Every item offered at auction is assigned a lot number. The number is sequential within the sale, prints on the auction catalogue, displays on the saleroom screen as the auctioneer takes bids, and persists on the invoice and condition documents after the hammer falls. Lot numbers are the indexing system through which the entire sale is run.
How lot order is set
Cataloguing departments choreograph lot order with care. Marquee jewels are placed at points in the sale where bidder energy is highest, typically the front third for evening sales and at well-spaced intervals across the running order to maintain pace. Lot order is not strictly chronological by period nor strictly hierarchical by value; it is theatrical, designed to maintain rhythm in the saleroom and on the live auction feed.
Practical use
Buyers register a paddle against a buyer account, then bid by lot number on each piece they pursue.

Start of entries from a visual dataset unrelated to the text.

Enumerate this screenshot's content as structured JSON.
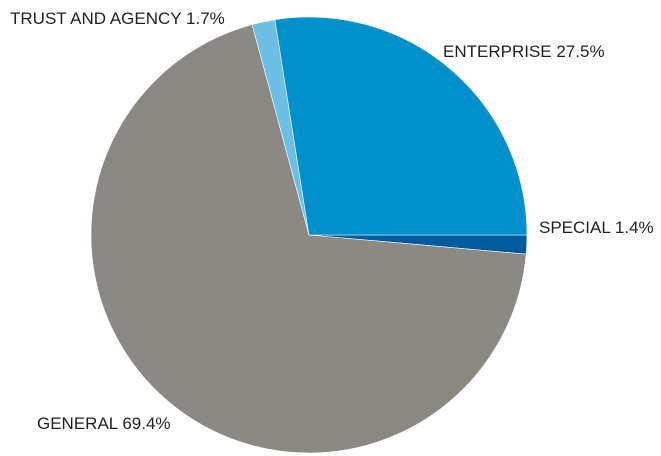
{
  "chart_data": {
    "type": "pie",
    "slices": [
      {
        "label": "SPECIAL 1.4%",
        "category": "SPECIAL",
        "value": 1.4,
        "color": "#005a9c"
      },
      {
        "label": "GENERAL 69.4%",
        "category": "GENERAL",
        "value": 69.4,
        "color": "#8b8984"
      },
      {
        "label": "TRUST AND AGENCY 1.7%",
        "category": "TRUST AND AGENCY",
        "value": 1.7,
        "color": "#6cc0e5"
      },
      {
        "label": "ENTERPRISE 27.5%",
        "category": "ENTERPRISE",
        "value": 27.5,
        "color": "#0090cc"
      }
    ],
    "start": "3 o'clock",
    "direction": "clockwise",
    "legend": "none",
    "data_labels": "outside"
  }
}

After the sale, the lot number is the reference under which the auction house issues the invoice, packs the goods, and books any post-sale changes such as condition appeals. Where a piece is later resold at the same house, an internal cross-reference often links the new lot number to the prior one, which is why provenance research often begins with prior lot numbers in old catalogues held by the major houses' archives.
Renumbering and withdrawn lots
If a lot is withdrawn before the sale, its number is normally left vacant rather than re-used, and the auctioneer announces 'lot X has been withdrawn' before moving to the next number. Late additions appear with letter suffixes (e.g., lot 47A) so that the printed catalogue numbering remains stable.